A new exhibit on the white anti-slavery activist John Brown opens today at the New-York Historical society, 150 years (minus a month and a day) after he tried to start a slave uprising at Harper’s Ferry, Virginia. Brown was executed in December 1859 for his role in that raid, but his actions — at Harper’s Ferry and before — helped to spark the Civil War.

I’ve got a photo on my bookshelf, in a carved wooden frame I bought at a rummage sale. The photo is actually a postcard, though it’s been trimmed down and you can’t really tell.

It’s this photo. John Brown, swearing an oath.

John Brown was an abolitionist, of course, and that’s part of why I like him. But I’ve never really been explicit about why I like him so much, why I’m drawn to him as opposed to any other white abolitionist. I think I just figured it out, though.

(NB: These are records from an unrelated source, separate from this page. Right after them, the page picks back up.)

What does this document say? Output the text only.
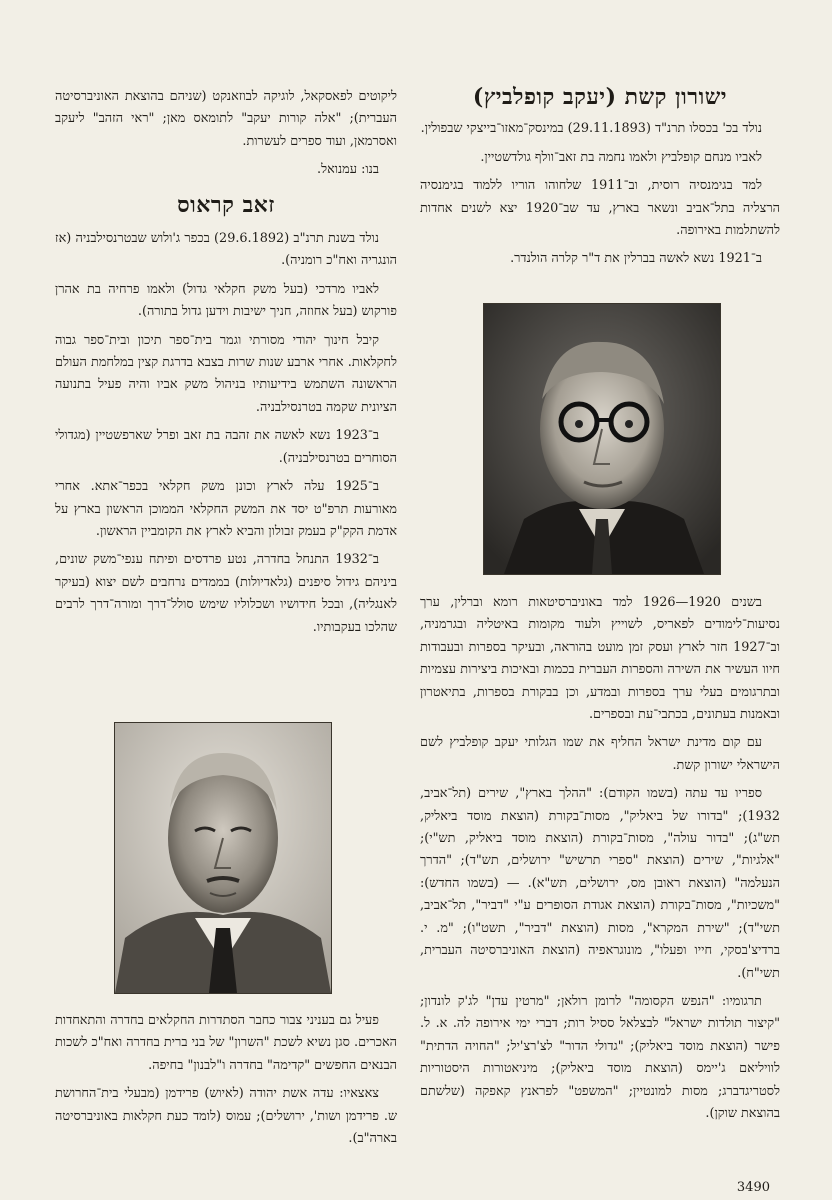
ישורון קשת (יעקב קופלביץ)

נולד בכ' בכסלו תרנ"ד (29.11.1893) במינסק־מאזו־בייצקי שבפולין.

לאביו מנחם קופלביץ ולאמו נחמה בת זאב־וולף גולדשטיין.

למד בגימנסיה רוסית, וב־1911 שלחוהו הוריו ללמוד בגימנסיה הרצליה בתל־אביב ונשאר בארץ, עד שב־1920 יצא לשנים אחדות להשתלמות באירופה.

ב־1921 נשא לאשה בברלין את ד"ר קלרה הולנדר.

בשנים 1920—1926 למד באוניברסיטאות רומא וברלין, ערך נסיעות־לימודים לפאריס, לשוייץ ולעוד מקומות באיטליה ובגרמניה, וב־1927 חזר לארץ ועסק זמן מועט בהוראה, ובעיקר בספרות ובעבודות חיוו העשיר את השירה והספרות העברית בכמות ובאיכות ביצירות עצמיות ובתרגומים בעלי ערך בספרות ובמדע, וכן בבקורת בספרות, בתיאטרון ובאמנות בעתונים, בכתבי־עת ובספרים.

עם קום מדינת ישראל החליף את שמו הגלותי יעקב קופלביץ לשם הישראלי ישורון קשת.

ספריו עד עתה (בשמו הקודם): "ההלך בארץ", שירים (תל־אביב, 1932); "בדורו של ביאליק", מסות־בקורת (הוצאת מוסד ביאליק, תש"ג); "בדור עולה", מסות־בקורת (הוצאת מוסד ביאליק, תש"י); "אלגיות", שירים (הוצאת "ספרי תרשיש" ירושלים, תש"ד); "הדרך הנעלמה" (הוצאת ראובן מס, ירושלים, תש"א). — (בשמו החדש): "משכיות", מסות־בקורת (הוצאת אגודת הסופרים ע"י "דביר", תל־אביב, תשי"ד); "שירת המקרא", מסות (הוצאת "דביר", תשט"ו); "מ. י. ברדיצ'בסקי, חייו ופעלו", מונוגראפיה (הוצאת האוניברסיטה העברית, תשי"ח).

תרגומיו: "הנפש הקסומה" לרומן רולאן; "מרטין עדן" לג'ק לונדון; "קיצור תולדות ישראל" לבצלאל ססיל רות; דברי ימי אירופה לה. א. ל. פישר (הוצאת מוסד ביאליק); "גדולי הדור" לצ'רצ'יל; "החויה הדתית" לוויליאם ג'יימס (הוצאת מוסד ביאליק); מיניאטורות היסטוריות לסטריגדברג; מסות למונטיין; "המשפט" לפראנץ קאפקה (שלשתם בהוצאת שוקן).

ליקוטים לפאסקאל, לוגיקה לבוזאנקט (שניהם בהוצאת האוניברסיטה העברית); "אלה קורות יעקב" לתומאס מאן; "ראי הזהב" ליעקב ואסרמאן, ועוד ספרים לעשרות.

בנו: עמנואל.

זאב קראוס

נולד בשנת תרנ"ב (29.6.1892) בכפר ג'ולוש שבטרנסילבניה (אז הונגריה ואח"כ רומניה).

לאביו מרדכי (בעל משק חקלאי גדול) ולאמו פרחיה בת אהרן פורקוש (בעל אחוזה, חניך ישיבות וידען גדול בתורה).

קיבל חינוך יהודי מסורתי וגמר בית־ספר תיכון ובית־ספר גבוה לחקלאות. אחרי ארבע שנות שרות בצבא בדרגת קצין במלחמת העולם הראשונה השתמש בידיעותיו בניהול משק אביו והיה פעיל בתנועה הציונית שקמה בטרנסילבניה.

ב־1923 נשא לאשה את זהבה בת זאב ופרל שארפשטיין (מגדולי הסוחרים בטרנסילבניה).

ב־1925 עלה לארץ וכונן משק חקלאי בכפר־אתא. אחרי מאורעות תרפ"ט יסד את המשק החקלאי הממוכן הראשון בארץ על אדמת הקק"ק בעמק זבולון והביא לארץ את הקומביין הראשון.

ב־1932 התנחל בחדרה, נטע פרדסים ופיתח ענפי־משק שונים, ביניהם גידול סיפנים (גלאדיולות) בממדים נרחבים לשם יצוא (בעיקר לאנגליה), ובכל חידושיו ושכלוליו שימש סולל־דרך ומורה־דרך לרבים שהלכו בעקבותיו.

פעיל גם בעניני צבור כחבר הסתדרות החקלאים בחדרה והתאחדות האכרים. סגן נשיא לשכת "השרון" של בני ברית בחדרה ואח"כ לשכות הבנאים החפשים "קדימה" בחדרה ו"לבנון" בחיפה.

צאצאיו: עדה אשת יהודה (לאיוש) פרידמן (מבעלי בית־החרושת ש. פרידמן ושות', ירושלים); עמוס (לומד כעת חקלאות באוניברסיטה בארה"ב).

3490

In 1856 John Brown went to Kansas, where pro-slavery and anti-slavery whites were fighting. He wanted to intervene on the side of righteousness, and he did. He went to Kansas and he killed a bunch of white people. He killed white people who were standing in the way of racial justice.

Three years later, with the Civil War looming, he acted again. This time he raided a federal arsenal to try to liberate weapons for a slave uprising. He was caught, and hanged.

The photo I have is of the John Brown of 1856. (By 1859 he had a huge flowing beard.) The Brown in my photo was the Brown who saw racism and went to Kansas.

Now, I’m not big on killing people. Not at all. Not even in my most ludicrous fantasies of radical action am I big on killing people. It’s never particularly been the killing people part that attracted me to Brown.

It’s more, I think, that he went into the white community first. It sounds weird, phrased like that, since his work with white people consisted of murdering them, but that’s what he did. He took his whiteness and he used it in the service of racial justice, used it to do what a black person couldn’t have done, used it in his own community.

When I look at that photo in that frame, I’m reminded that I’m white. I’m reminded that whiteness is an identity, one among many. I’m reminded that whiteness is specific, not generic. And I’m reminded that as a white man, I’ve got important work to do.